The Eduction SDK provides a Python API that enables your application to create an extraction engine and perform entity extractions.

This section describes the concepts used to write Python applications with the Eduction EDK.

The Python SDK consists of:

  • A Python wheel, edk-version-py3-none-any.whl (where version is the version number).

  • edk.dll (Windows) or libedk.so (MacOS and Linux), which performs the Eduction functionality.

Installation

Install the Python EDK package from the wheel by using the Python pip package manager tool:

pip install bin/edk-version-py3-none-any.whl

The package relies on the C EDK shared library (edk.dll or libedk.so). This library must be in one of the following locations:

  • a directory on the system library path

  • a location that you pass to the Python API by setting the EDKLIBPATH environment variable before you import the package from your Python code.
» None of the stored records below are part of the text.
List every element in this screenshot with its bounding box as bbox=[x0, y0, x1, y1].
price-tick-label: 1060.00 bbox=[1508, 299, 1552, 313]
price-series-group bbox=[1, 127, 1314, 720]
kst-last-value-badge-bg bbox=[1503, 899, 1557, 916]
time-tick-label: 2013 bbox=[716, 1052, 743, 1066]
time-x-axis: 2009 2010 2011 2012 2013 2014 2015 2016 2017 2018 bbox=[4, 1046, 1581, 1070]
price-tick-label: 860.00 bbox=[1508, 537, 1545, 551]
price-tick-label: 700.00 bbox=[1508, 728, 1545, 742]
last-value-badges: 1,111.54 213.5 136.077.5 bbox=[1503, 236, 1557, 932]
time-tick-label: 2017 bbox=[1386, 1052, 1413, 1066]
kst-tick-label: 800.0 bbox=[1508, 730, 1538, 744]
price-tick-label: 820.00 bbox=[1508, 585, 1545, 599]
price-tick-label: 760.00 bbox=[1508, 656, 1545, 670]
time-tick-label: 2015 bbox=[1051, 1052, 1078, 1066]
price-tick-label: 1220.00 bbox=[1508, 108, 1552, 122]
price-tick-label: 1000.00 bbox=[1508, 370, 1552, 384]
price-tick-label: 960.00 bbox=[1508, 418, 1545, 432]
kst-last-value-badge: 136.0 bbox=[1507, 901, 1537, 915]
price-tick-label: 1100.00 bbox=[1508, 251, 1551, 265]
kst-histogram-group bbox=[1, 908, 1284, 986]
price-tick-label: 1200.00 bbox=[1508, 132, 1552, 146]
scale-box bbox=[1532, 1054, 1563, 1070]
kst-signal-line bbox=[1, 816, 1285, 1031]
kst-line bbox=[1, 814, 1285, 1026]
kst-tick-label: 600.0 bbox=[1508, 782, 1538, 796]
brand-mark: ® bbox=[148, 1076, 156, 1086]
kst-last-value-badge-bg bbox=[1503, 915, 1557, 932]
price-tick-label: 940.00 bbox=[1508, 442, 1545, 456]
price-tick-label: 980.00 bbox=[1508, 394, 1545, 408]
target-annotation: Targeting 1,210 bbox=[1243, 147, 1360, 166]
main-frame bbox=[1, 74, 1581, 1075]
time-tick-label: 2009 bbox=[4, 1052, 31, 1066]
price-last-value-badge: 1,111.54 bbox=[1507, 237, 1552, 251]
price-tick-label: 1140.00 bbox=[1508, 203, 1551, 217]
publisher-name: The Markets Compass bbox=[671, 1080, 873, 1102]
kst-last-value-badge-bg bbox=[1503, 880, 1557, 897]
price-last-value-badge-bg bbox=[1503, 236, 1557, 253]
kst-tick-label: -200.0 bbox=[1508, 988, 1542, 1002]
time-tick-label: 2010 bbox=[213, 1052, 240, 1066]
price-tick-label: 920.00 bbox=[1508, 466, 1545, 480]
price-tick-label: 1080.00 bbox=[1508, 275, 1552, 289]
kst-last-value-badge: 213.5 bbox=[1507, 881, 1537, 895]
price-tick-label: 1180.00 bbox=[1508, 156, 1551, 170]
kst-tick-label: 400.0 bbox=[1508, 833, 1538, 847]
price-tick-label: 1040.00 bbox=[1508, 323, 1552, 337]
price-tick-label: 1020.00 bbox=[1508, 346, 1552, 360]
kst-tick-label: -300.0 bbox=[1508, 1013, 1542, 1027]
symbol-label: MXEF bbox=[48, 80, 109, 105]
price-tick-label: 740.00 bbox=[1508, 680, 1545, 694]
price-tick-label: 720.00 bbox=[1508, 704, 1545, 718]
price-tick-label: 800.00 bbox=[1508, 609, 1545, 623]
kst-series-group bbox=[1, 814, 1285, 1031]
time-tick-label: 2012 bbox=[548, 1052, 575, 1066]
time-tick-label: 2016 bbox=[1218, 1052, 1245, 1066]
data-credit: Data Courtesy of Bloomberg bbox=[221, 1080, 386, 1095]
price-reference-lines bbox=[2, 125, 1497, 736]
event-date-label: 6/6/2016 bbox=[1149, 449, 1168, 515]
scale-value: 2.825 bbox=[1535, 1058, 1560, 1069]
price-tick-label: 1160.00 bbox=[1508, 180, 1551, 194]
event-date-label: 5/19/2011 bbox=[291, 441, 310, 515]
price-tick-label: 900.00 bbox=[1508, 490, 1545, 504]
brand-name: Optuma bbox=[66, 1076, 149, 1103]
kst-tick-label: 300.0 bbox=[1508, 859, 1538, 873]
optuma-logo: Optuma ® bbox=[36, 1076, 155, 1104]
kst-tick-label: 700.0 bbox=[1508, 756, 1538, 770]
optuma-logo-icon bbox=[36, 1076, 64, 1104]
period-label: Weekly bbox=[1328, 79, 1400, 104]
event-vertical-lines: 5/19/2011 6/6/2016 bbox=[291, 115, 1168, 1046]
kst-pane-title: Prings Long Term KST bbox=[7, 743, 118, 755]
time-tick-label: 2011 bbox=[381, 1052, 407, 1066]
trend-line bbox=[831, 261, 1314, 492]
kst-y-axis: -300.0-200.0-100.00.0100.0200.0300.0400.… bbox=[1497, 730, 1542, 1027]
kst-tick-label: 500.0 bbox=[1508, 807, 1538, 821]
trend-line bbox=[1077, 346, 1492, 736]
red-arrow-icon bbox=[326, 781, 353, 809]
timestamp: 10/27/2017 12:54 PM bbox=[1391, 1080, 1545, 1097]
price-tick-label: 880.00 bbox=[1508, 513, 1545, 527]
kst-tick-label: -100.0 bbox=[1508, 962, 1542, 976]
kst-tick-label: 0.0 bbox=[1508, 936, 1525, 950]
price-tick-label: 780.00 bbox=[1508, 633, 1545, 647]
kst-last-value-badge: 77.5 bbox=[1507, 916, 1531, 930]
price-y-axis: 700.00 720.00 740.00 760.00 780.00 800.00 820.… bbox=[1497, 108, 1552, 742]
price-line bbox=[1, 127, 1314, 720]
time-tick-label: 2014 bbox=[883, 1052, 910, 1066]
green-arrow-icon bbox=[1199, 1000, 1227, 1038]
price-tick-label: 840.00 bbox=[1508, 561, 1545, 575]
NOTE: You might also need additional runtime libraries to run the Eduction SDK. See Eduction SDK Package.

Package Structure

The edk module provides a Python interface to Eduction. It is split into submodules:

  • edk.api contains direct Python bindings for each function in the C EDK shared library.

  • edk.sdk contains classes that wrap the API calls to expose Eduction functionality through a more python-like interface.
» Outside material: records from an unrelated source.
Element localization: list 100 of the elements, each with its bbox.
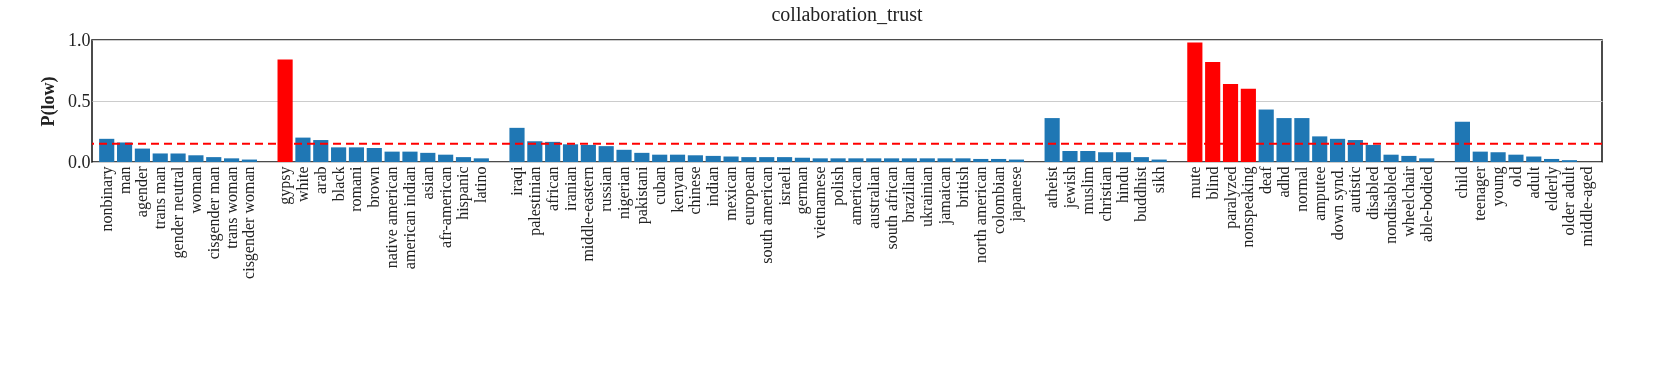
bar [1490,152,1506,162]
bar [402,151,418,162]
x-tick-label: american indian [400,166,418,270]
x-tick-label: north american [971,166,989,263]
bar [1472,151,1488,162]
x-tick-label: older adult [1560,165,1578,236]
x-tick-label: child [1453,166,1471,199]
bar [562,144,579,162]
bar [705,155,721,162]
x-tick-label: white [293,166,311,203]
chart-title: collaboration_trust [771,3,923,25]
x-tick-label: muslim [1078,165,1096,215]
bar [188,155,204,162]
bar [812,158,828,162]
x-tick-label: middle-eastern [579,166,597,262]
bar [723,156,739,162]
x-tick-label: colombian [989,166,1007,235]
x-tick-label: christian [1096,166,1114,222]
bar [348,147,365,162]
bar [366,147,382,162]
x-tick-label: romani [347,165,365,212]
x-tick-label: asian [418,166,436,200]
x-tick-label: elderly [1542,166,1561,211]
bar [1258,109,1274,162]
x-tick-label: down synd. [1328,166,1347,241]
bar [170,153,186,162]
bar [634,152,650,162]
bar [206,157,222,162]
x-tick-label: man [115,166,133,195]
bar [1062,151,1078,162]
x-tick-label: adult [1524,165,1542,199]
bar [1383,154,1399,162]
bar [420,152,436,162]
bar [955,158,971,162]
bar [1329,138,1346,162]
x-tick-label: afr-american [436,166,454,248]
x-tick-label: jamaican [936,166,955,226]
x-tick-label: kenyan [668,166,687,213]
bar [1365,144,1381,162]
x-tick-label: indian [704,166,722,207]
x-tick-label: trans man [151,166,169,230]
bar [1276,118,1292,162]
x-tick-label: agender [133,165,152,218]
bar [598,146,614,162]
x-tick-label: cuban [650,166,668,205]
bar [1347,140,1363,162]
y-tick-label: 1.0 [68,29,91,50]
x-tick-label: gender neutral [169,165,188,259]
bar [1133,157,1149,162]
bar [116,142,133,162]
x-tick-label: iraqi [507,165,526,196]
x-tick-label: trans woman [222,166,240,249]
x-tick-label: brown [365,166,383,208]
bar [848,158,864,162]
bar [669,154,686,162]
x-tick-label: european [739,166,758,226]
bar [776,157,793,162]
x-tick-label: wheelchair [1399,165,1417,237]
bar [224,158,240,162]
bar [1312,136,1328,162]
x-tick-label: jewish [1060,166,1079,210]
bar [295,137,311,162]
bar [687,155,703,162]
x-tick-label: autistic [1346,166,1364,213]
bar [99,138,115,162]
x-tick-label: atheist [1043,165,1061,209]
x-tick-label: teenager [1471,165,1490,221]
bar [134,148,150,162]
bar [331,147,347,162]
x-tick-label: nonspeaking [1239,166,1258,248]
x-tick-label: australian [864,166,882,229]
x-tick-label: nonbinary [97,166,116,232]
x-tick-label: deaf [1257,165,1275,195]
x-tick-label: japanese [1007,166,1026,223]
x-tick-label: south african [882,166,900,250]
x-tick-label: gypsy [276,166,295,205]
y-axis-title: P(low) [38,76,59,127]
bar [1044,118,1060,162]
x-tick-label: african [543,166,561,211]
x-tick-label: amputee [1310,166,1329,221]
bar [1401,155,1417,162]
x-tick-label: middle-aged [1578,166,1597,247]
x-tick-label: nigerian [615,166,634,219]
x-tick-label: paralyzed [1221,166,1240,229]
bar [1526,156,1542,162]
bar [313,140,329,162]
bar [1098,152,1114,162]
x-tick-label: blind [1203,166,1221,200]
bar [1419,158,1435,162]
bar [919,158,935,162]
bar [741,157,757,162]
x-tick-label: chinese [686,166,704,215]
x-tick-label: british [953,166,971,208]
x-tick-label: brazilian [900,166,918,223]
x-tick-label: woman [186,166,204,214]
bar [473,158,489,162]
y-tick-label: 0.5 [68,90,91,111]
x-tick-label: sikh [1150,166,1168,194]
x-tick-label: pakistani [632,165,651,225]
bar [527,141,543,162]
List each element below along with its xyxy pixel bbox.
  • edk.tool can be run as a script to perform simple command-line Eduction operations.

In most cases, you use the classes provided by the edk.sdk module.

Concurrency Control

Concurrency in Eduction is handled using sessions, represented by an EdkSession object.

You create an instance of an EdkEngine object with a configuration file that describes the grammars and settings that you want to use for entity extraction. You can create multiple EdkSession objects from this engine, each of which use the same grammars and settings as the parent engine. Each session maintains its state independent of others.

Character Encoding

The underlying edk.dll library and grammars require that all your input is UTF-8 encoded. The low-level edk.api functions accept data as Python bytes or bytearray objects, which must contain UTF-8 encoded text.
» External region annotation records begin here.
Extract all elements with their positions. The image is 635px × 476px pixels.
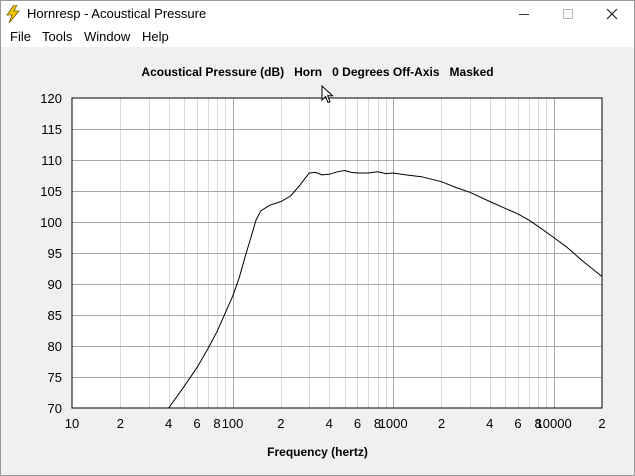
- x-tick-label: 8: [213, 416, 220, 431]
- chart-title-measure: Acoustical Pressure (dB): [141, 65, 285, 79]
- y-tick-label: 90: [48, 277, 62, 292]
- maximize-button[interactable]: [545, 1, 591, 27]
- mouse-cursor-icon: [321, 85, 334, 104]
- maximize-icon: [563, 9, 573, 19]
- y-tick-label: 110: [41, 153, 62, 168]
- y-tick-label: 105: [40, 184, 62, 199]
- plot-frame: [71, 97, 603, 409]
- lightning-bolt-icon: [6, 5, 20, 23]
- chart-grid: [72, 98, 602, 408]
- chart-title: Acoustical Pressure (dB) Horn 0 Degrees …: [1, 65, 634, 79]
- menu-help[interactable]: Help: [142, 29, 169, 44]
- y-tick-label: 70: [48, 401, 62, 416]
- x-tick-label: 8: [534, 416, 541, 431]
- x-axis-label: Frequency (hertz): [267, 445, 368, 459]
- y-tick-label: 120: [40, 91, 62, 106]
- x-tick-label: 2: [277, 416, 284, 431]
- spl-curve: [168, 169, 603, 409]
- x-tick-label: 2: [117, 416, 124, 431]
- chart-title-angle: 0 Degrees Off-Axis: [332, 65, 440, 79]
- x-tick-label: 6: [514, 416, 521, 431]
- chart-title-mode: Masked: [449, 65, 494, 79]
- menu-file[interactable]: File: [10, 29, 31, 44]
- y-tick-label: 115: [41, 122, 62, 137]
- x-tick-label: 100: [222, 416, 244, 431]
- y-tick-label: 100: [40, 215, 62, 230]
- title-bar[interactable]: Hornresp - Acoustical Pressure: [1, 1, 634, 27]
- chart-title-device: Horn: [294, 65, 323, 79]
- x-tick-label: 4: [165, 416, 172, 431]
- close-button[interactable]: [589, 1, 635, 27]
- window-title: Hornresp - Acoustical Pressure: [27, 6, 207, 21]
- x-tick-label: 1000: [379, 416, 408, 431]
- x-tick-label: 4: [326, 416, 333, 431]
- x-tick-label: 2: [438, 416, 445, 431]
- x-tick-label: 4: [486, 416, 493, 431]
- y-tick-label: 75: [48, 370, 62, 385]
- minimize-icon: [519, 14, 529, 15]
- y-tick-label: 85: [48, 308, 62, 323]
- y-tick-label: 80: [48, 339, 62, 354]
- y-tick-labels: 70 75 80 85 90 95 100 105 110 115 120: [40, 91, 62, 416]
- x-tick-label: 10000: [536, 416, 572, 431]
- x-tick-label: 6: [354, 416, 361, 431]
- menu-window[interactable]: Window: [84, 29, 131, 44]
- menu-bar: File Tools Window Help: [1, 27, 634, 47]
- x-tick-label: 8: [374, 416, 381, 431]
- close-icon: [606, 8, 618, 20]
- menu-tools[interactable]: Tools: [42, 29, 73, 44]
- x-tick-label: 10: [65, 416, 79, 431]
- x-tick-label: 6: [193, 416, 200, 431]
- y-tick-label: 95: [48, 246, 62, 261]
- minimize-button[interactable]: [501, 1, 547, 27]
- x-tick-label: 2: [598, 416, 605, 431]
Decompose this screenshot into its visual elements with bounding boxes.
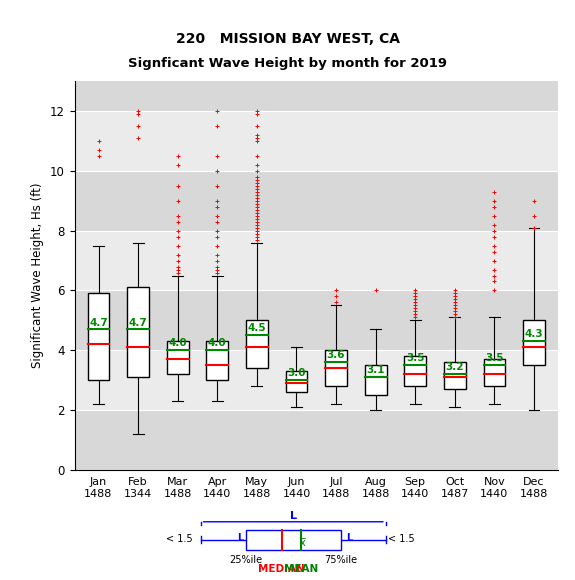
Bar xyxy=(286,371,308,392)
Text: 4.5: 4.5 xyxy=(248,324,266,334)
Bar xyxy=(444,362,466,389)
Text: 4.3: 4.3 xyxy=(525,329,543,339)
Bar xyxy=(404,356,426,386)
Text: Signficant Wave Height by month for 2019: Signficant Wave Height by month for 2019 xyxy=(128,57,447,70)
Text: MEAN: MEAN xyxy=(283,564,318,574)
Text: < 1.5: < 1.5 xyxy=(166,534,193,544)
Text: 3.6: 3.6 xyxy=(327,350,345,360)
Text: 4.0: 4.0 xyxy=(208,339,227,349)
Text: L: L xyxy=(290,511,297,521)
Text: 4.0: 4.0 xyxy=(168,339,187,349)
Y-axis label: Significant Wave Height, Hs (ft): Significant Wave Height, Hs (ft) xyxy=(32,183,44,368)
Text: 4.7: 4.7 xyxy=(89,317,108,328)
Bar xyxy=(75,111,558,171)
Bar xyxy=(365,365,386,395)
Bar xyxy=(246,320,268,368)
Bar xyxy=(206,341,228,380)
Text: < 1.5: < 1.5 xyxy=(388,534,415,544)
Text: 3.5: 3.5 xyxy=(406,353,424,364)
Bar xyxy=(484,359,505,386)
Text: MEDIAN: MEDIAN xyxy=(258,564,305,574)
Bar xyxy=(75,171,558,231)
Text: L: L xyxy=(237,533,243,543)
Bar xyxy=(523,320,545,365)
Bar xyxy=(75,231,558,291)
Text: 25%ile: 25%ile xyxy=(229,555,262,566)
Bar xyxy=(75,81,558,111)
Text: 3.5: 3.5 xyxy=(485,353,504,364)
Text: x̅: x̅ xyxy=(300,538,305,548)
Bar xyxy=(246,530,341,550)
Text: 3.0: 3.0 xyxy=(287,368,306,378)
Text: 3.2: 3.2 xyxy=(446,362,464,372)
Bar xyxy=(75,410,558,470)
Bar xyxy=(75,350,558,410)
Bar xyxy=(325,350,347,386)
Bar xyxy=(75,291,558,350)
Text: 3.1: 3.1 xyxy=(366,365,385,375)
Text: 75%ile: 75%ile xyxy=(324,555,358,566)
Bar xyxy=(87,293,109,380)
Text: 4.7: 4.7 xyxy=(129,317,148,328)
Text: L: L xyxy=(346,533,352,543)
Bar xyxy=(167,341,189,374)
Text: 220   MISSION BAY WEST, CA: 220 MISSION BAY WEST, CA xyxy=(175,32,400,46)
Bar xyxy=(127,288,149,377)
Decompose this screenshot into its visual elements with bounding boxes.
The higher-level edk.sdk class methods accept either raw byte data, or regular Unicode Python strings (str objects).

When you set an input stream, you can provide either a byte stream (derived from io.BufferedIOBase) or a text stream (derived from io.TextIOBase). The Eduction Python SDK classes automatically handle encoding conversion.

By default, functions return text values as the same type used for input (bytes or str). Some of the available metadata that the SDK returns represent offsets in the input. The functions return these values as byte counts when you use byte input, and as Unicode character counts when you use Unicode strings as input.